A duchy in the Cyclades Islands (mod. Kyklades, Greece) with its capital on Naxos, established after the Frankish- Venetian overthrow of the Byzantine Empire and ruled by Venetian families until its conquest by the Ottoman Turks in 1566.
The sources for the conquests of the Aegean islands in the wake of the Fourth Crusade (1202-1204) are late in date and vague in content. They are agreed that there was little opposition to the Latin newcomers, but their focus of attention was upon lords and lordships. The chronicle of Andrea Dandolo (1309-1354) concentrates on the titles acquired by various Venetian families in the Aegean, giving no details of the size, progress, and nature of the Venetian conquest. This source implies that there was one leader, Marco Sanudo, the nephew of the doge Enrico Dandolo, but that leading participants had their own ships and presumably a fairly free hand. The chronicler Daniele Barbaro (1511-1570) drew a distinction between Sanudo’s expedition to Naxos, which he placed in the winter of 1204-1205 and regarded as having been undertaken with the backing of his uncle, but without the knowledge of the Latin emperor, and the more general conquest of 1206-1207. Both chroniclers assumed that Venetian rulers of the Archipelago in their own day could trace their roots back to the original Latin conquerors.

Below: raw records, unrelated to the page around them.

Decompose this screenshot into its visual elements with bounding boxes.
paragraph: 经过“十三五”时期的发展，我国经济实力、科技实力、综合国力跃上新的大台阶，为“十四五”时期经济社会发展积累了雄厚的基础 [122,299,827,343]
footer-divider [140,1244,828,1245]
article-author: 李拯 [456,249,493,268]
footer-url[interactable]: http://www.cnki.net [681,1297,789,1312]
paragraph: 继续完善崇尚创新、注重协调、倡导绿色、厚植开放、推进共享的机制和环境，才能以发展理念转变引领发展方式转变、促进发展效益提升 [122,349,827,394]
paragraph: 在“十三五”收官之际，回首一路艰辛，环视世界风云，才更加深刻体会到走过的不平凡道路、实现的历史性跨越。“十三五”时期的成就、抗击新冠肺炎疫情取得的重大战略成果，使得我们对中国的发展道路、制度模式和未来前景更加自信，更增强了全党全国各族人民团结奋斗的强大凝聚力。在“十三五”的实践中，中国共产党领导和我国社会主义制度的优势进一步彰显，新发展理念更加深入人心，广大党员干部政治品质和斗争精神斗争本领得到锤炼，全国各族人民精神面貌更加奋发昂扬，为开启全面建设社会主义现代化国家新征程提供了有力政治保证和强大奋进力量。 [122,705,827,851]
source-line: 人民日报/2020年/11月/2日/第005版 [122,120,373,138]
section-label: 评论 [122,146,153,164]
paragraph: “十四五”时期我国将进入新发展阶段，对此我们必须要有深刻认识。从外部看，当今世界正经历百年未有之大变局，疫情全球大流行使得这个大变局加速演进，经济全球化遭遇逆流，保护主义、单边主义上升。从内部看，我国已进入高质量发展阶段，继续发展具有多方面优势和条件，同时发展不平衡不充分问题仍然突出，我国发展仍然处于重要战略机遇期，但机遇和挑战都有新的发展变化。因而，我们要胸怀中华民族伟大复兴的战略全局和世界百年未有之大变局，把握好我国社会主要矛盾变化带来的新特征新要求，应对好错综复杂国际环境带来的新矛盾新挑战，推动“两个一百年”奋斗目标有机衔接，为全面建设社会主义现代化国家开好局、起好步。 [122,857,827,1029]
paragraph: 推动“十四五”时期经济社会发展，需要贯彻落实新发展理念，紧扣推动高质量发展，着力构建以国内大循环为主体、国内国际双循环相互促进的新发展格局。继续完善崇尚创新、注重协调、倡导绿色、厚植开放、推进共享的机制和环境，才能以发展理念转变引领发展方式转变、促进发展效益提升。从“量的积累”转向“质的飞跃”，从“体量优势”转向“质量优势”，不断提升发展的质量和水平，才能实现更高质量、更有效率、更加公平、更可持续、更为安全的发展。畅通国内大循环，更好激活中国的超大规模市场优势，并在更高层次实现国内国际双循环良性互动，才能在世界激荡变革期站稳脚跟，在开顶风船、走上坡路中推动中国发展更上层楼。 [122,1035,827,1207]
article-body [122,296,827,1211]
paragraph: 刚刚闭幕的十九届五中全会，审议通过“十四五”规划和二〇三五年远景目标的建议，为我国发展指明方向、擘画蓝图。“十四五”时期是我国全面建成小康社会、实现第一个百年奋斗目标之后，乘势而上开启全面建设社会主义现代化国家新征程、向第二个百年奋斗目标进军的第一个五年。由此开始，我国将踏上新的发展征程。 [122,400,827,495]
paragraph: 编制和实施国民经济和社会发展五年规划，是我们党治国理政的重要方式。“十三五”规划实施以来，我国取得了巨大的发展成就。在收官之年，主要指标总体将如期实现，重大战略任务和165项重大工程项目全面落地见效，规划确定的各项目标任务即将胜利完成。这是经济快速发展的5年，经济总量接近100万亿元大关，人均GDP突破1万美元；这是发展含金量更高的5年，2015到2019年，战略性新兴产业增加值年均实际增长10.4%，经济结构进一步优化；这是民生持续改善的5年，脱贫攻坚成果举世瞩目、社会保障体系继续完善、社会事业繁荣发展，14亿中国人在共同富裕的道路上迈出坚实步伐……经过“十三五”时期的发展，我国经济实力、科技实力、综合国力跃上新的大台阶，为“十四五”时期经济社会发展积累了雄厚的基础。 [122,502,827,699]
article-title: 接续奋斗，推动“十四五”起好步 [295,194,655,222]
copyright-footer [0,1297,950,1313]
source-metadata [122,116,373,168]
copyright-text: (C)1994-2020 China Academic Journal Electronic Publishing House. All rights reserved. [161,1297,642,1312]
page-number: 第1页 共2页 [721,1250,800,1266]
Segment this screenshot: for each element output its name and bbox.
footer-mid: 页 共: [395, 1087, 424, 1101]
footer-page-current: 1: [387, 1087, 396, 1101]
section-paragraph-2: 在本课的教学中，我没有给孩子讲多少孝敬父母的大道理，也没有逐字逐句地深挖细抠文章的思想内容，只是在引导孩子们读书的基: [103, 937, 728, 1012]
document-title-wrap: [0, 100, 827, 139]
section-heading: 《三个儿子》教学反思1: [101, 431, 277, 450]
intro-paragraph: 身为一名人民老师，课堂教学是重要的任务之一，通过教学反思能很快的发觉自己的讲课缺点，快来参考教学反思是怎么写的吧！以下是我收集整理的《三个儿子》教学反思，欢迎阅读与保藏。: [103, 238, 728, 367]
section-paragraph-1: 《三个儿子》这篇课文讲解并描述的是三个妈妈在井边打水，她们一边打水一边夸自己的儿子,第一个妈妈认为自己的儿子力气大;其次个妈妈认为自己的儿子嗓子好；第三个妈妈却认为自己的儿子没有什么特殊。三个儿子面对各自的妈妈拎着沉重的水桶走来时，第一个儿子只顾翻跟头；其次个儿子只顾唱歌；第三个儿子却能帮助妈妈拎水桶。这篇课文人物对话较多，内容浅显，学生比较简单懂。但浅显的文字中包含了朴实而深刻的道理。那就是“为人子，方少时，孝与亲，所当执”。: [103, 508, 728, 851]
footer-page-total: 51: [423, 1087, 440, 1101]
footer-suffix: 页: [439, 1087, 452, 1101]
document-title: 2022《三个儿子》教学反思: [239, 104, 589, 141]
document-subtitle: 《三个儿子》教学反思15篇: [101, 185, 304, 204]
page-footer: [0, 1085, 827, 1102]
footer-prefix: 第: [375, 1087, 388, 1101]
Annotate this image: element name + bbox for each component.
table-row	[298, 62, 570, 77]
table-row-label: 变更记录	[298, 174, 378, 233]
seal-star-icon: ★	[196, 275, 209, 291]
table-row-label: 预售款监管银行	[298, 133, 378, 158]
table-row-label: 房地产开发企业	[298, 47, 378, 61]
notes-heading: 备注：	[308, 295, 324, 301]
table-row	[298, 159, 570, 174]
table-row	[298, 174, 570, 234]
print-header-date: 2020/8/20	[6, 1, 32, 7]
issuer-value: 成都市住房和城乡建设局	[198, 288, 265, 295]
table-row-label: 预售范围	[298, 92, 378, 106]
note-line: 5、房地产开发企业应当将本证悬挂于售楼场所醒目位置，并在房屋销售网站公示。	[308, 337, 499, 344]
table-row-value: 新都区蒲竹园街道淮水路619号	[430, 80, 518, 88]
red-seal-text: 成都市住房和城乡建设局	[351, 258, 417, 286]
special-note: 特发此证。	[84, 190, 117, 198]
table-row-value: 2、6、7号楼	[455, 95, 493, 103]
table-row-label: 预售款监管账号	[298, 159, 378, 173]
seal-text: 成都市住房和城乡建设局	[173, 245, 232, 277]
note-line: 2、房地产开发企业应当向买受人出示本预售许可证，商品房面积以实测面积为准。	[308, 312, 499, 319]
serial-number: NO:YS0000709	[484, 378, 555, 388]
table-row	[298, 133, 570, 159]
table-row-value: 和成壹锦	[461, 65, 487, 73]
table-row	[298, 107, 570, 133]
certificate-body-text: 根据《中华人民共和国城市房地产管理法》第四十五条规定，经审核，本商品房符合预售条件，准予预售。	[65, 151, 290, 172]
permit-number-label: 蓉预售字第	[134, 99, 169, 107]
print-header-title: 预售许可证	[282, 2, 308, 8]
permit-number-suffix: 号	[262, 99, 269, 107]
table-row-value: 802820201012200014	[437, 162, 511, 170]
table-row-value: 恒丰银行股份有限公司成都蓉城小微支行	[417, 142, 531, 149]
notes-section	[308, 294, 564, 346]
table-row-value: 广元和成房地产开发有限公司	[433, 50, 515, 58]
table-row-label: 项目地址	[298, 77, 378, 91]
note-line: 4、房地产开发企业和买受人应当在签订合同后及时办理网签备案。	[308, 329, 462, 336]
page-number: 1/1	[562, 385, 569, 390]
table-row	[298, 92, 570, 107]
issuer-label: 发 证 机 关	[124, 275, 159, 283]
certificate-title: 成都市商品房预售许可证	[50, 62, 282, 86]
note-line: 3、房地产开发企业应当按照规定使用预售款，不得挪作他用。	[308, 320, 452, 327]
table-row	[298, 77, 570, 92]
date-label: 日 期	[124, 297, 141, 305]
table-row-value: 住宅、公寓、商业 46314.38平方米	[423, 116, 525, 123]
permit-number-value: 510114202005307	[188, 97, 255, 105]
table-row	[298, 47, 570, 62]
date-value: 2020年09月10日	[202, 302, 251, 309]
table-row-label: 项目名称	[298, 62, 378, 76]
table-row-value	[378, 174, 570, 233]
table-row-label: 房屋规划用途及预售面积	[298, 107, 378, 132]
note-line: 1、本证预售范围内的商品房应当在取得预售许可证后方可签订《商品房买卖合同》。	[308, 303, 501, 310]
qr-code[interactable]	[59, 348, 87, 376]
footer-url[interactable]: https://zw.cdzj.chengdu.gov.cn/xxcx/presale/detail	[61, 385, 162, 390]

The names of the six ruling families of the Archipelago around 1212 are derived from Barbaro’s chronicle and from various Venetian family histories. Marco Sanudo (d. 1227), duke of the Archipelago, occupied Naxos, Paros, Antiparos, Milos, Siphnos Kythnos (Thermia), Ios (Nio) Amorgos, Kimilos, Sikinos, Syra, and Pholegandros. Marino Dandolo, perhaps the elder brother of Marco, received Andros. The Ghisi brothers, Andrea and Geremia, ruled on Tinos, Mykonos, Skyros, Skopelos, Seriphos, and Kea. The other beneficiaries were Jacopo Barozzi on Thera (Santorini), Leonardo Foscolo on Anaphe, Marco Venier on Kythera (Cerigo), and Jacopo Viaro on Cerigotto. Whether they held these islands from Marco Sanudo or by retrospective grant of the Latin emperor is unclear, but they were expected to exercise their lordship in the Venetian interest. The Venier family on Kythera followed an overtly philhellenic stance, marrying brides from Greek families in 1238 and 1295. By 1363 they lost their island to direct rule from Venice when they became involved in a revolt of Venetian settlers on Crete. Intermarriage between the island families and the wider Venetian community in the Aegean, the subdivision of island lordships to accommodate younger sons, and the occasional leases of islands resulted in the increase and sometimes replacement of some of the original island families.
The first Turkish attacks on the islands were noted in 1318 with raids on Santorini and Karpathos. Raiding intensified in the 1330s and continued throughout the fifteenth century. Some of the islands, such as Andros, were virtually depopulated: the resettlement of Albanians on some of the islands was the remedy adopted by Venice to prevent this. The Turks occupied the island of Naxos for a time in 1344, which resulted in the enslavement of 6,000 of the islanders and the flight of many to Crete. The dukes drew closer to Venice, assisting it in its wars with Genoa and in the suppression of the revolt on Crete but at the same time seeking accommodation with the Turks whenever necessary. In 1566, Chios, and soon after Naxos, fell to the Turks, and with this event came the effective end of the duchy of the Archipelago. The Turkish seizure of Naxos was in part ascribed to a petition to the sultan Selim from the Orthodox Christians of the island begging his help to remove the debauched duke Giacomo IV Sommaripa. The tax farm of the island was granted to the sultan’s favorite, Jacopo Nasi (d. 1579), and the Venetians restored Giacomo briefly in 1571. The last duke of the Archipelago sought accommodation with Sultan Murad III and died in Istanbul in 1576. Thereafter the islands passed under direct Ottoman administration.
The significance of the islands was at once strategic and commercial. During the frequent naval wars in the Aegean between Venice and Genoa between 1260 and 1360, the islands were both harbors for succor and bases for state- sponsored piracy. At the time of the conquest, the Greek inhabitants seemed to have looked upon the Latins as a source for stability and an outlet for island produce, especially products such as corundum from Naxos and the mastic of Chios, which had ready markets in the West.
The limited population of the islands, together with scarce food and water resources and communications restricted by tides and winds, did not intensify aggression between Greeks and Latins. Latin settlement was limited to the towns of the larger islands and seems to have constituted less than 10 percent of the population. However, 20 percent of the Cycladic islanders followed the Latin rite, a remarkably high proportion compared to the legacy of the Latin Church in other territories occupied by the Latins. The increase in Turkish raiding during the fourteenth century led to the relocation of settlements inland. The towers and fortifications that the Latins built were designed to protect the inhabitants rather than to overawe them.